51. The figure below illustrates an isosceles right
triangle with legs of length 1, along with onefourth of a circle centered at the right-angle
vertex of the triangle. Using the result that
the shortest path between two points is a line
segment, explain why this figure shows that
2(squareroot of 2) <2
I see this is the second time you posted this.
Of course you realize that we can't see any diagram, but I think I can draw it from your description
First of all, you must have a typo.
Did you mean 2√2 < π ??
Since your statement of2√2 < 2 is false, (2√2 = appr. 2.8)
In the triangle let the hypotenuse be h
h^2 = 1^2 + 1^2 = 2
h = √2
the arc is (1/4)(2π) = π/2
then because of the straight between two points is always less than a curve between the same two points,
√2 < π/2
multiply by 2
2√2 < π
To explain why the figure shows that 2√2 < 2, let's consider the two paths: one path along the hypotenuse of the triangle and one path along the curved boundary of the circle.

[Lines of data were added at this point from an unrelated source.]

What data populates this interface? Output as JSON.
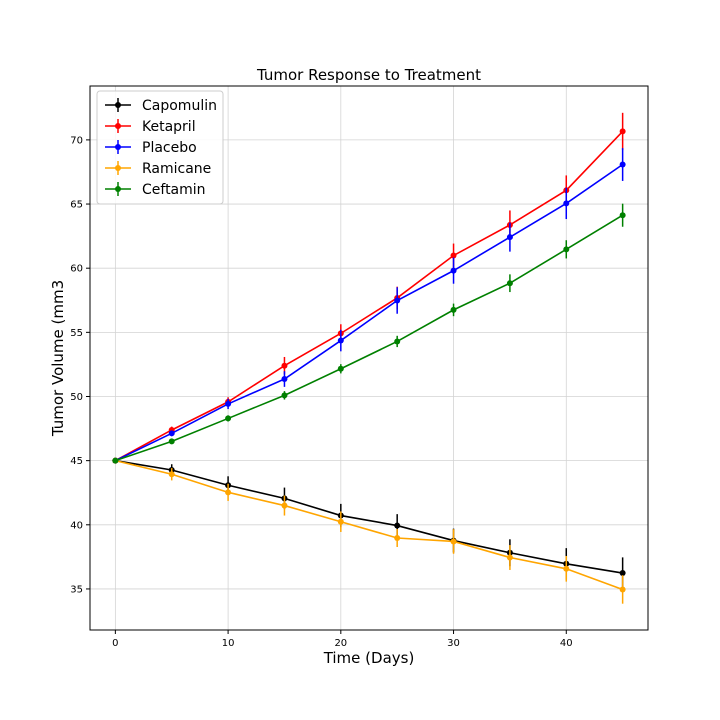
{
  "chart_data": {
    "type": "line",
    "title": "Tumor Response to Treatment",
    "xlabel": "Time (Days)",
    "ylabel": "Tumor Volume (mm3",
    "xlim": [
      -2.25,
      47.25
    ],
    "ylim": [
      31.8,
      74.2
    ],
    "xticks": [
      0,
      10,
      20,
      30,
      40
    ],
    "yticks": [
      35,
      40,
      45,
      50,
      55,
      60,
      65,
      70
    ],
    "grid": true,
    "legend_position": "top-left",
    "x": [
      0,
      5,
      10,
      15,
      20,
      25,
      30,
      35,
      40,
      45
    ],
    "series": [
      {
        "name": "Capomulin",
        "color": "#000000",
        "values": [
          45.0,
          44.27,
          43.08,
          42.06,
          40.72,
          39.94,
          38.77,
          37.82,
          36.96,
          36.24
        ],
        "errors": [
          0,
          0.45,
          0.7,
          0.84,
          0.91,
          0.89,
          0.93,
          1.05,
          1.22,
          1.22
        ]
      },
      {
        "name": "Ketapril",
        "color": "#ff0000",
        "values": [
          45.0,
          47.39,
          49.58,
          52.4,
          54.92,
          57.68,
          60.99,
          63.37,
          66.07,
          70.66
        ],
        "errors": [
          0,
          0.26,
          0.36,
          0.68,
          0.71,
          0.88,
          0.93,
          1.13,
          1.16,
          1.45
        ]
      },
      {
        "name": "Placebo",
        "color": "#0000ff",
        "values": [
          45.0,
          47.13,
          49.42,
          51.36,
          54.36,
          57.48,
          59.81,
          62.42,
          65.05,
          68.08
        ],
        "errors": [
          0,
          0.22,
          0.4,
          0.61,
          0.84,
          1.03,
          1.02,
          1.13,
          1.22,
          1.28
        ]
      },
      {
        "name": "Ramicane",
        "color": "#ffa500",
        "values": [
          45.0,
          43.94,
          42.53,
          41.5,
          40.24,
          38.97,
          38.7,
          37.45,
          36.57,
          34.96
        ],
        "errors": [
          0,
          0.48,
          0.67,
          0.78,
          0.8,
          0.7,
          0.96,
          0.97,
          1.0,
          1.11
        ]
      },
      {
        "name": "Ceftamin",
        "color": "#008000",
        "values": [
          45.0,
          46.5,
          48.29,
          50.09,
          52.16,
          54.29,
          56.75,
          58.83,
          61.47,
          64.13
        ],
        "errors": [
          0,
          0.16,
          0.24,
          0.33,
          0.36,
          0.44,
          0.49,
          0.69,
          0.71,
          0.9
        ]
      }
    ]
  }
}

The hypotenuse of the triangle is the shortest path between the two points, which have a distance of 2. Since it is an isosceles right triangle, the hypotenuse has a length of √2 times the length of each leg (1). Therefore, the length of the hypotenuse is √2.
On the other hand, we have one-fourth of a circle centered at the right-angle vertex. If we were to follow the curved boundary of the circle, the length of the path would be more than going straight along the hypotenuse.
In the given figure, the curved boundary of the circle is divided into four segments, and one of the segments is shown. The length of the curved boundary in this segment is actually greater than the hypotenuse of the triangle.
Since the shortest path between two points is a line segment, the hypotenuse of the triangle is shorter than following the curved boundary of the circle. Therefore, we can conclude that 2√2 < 2.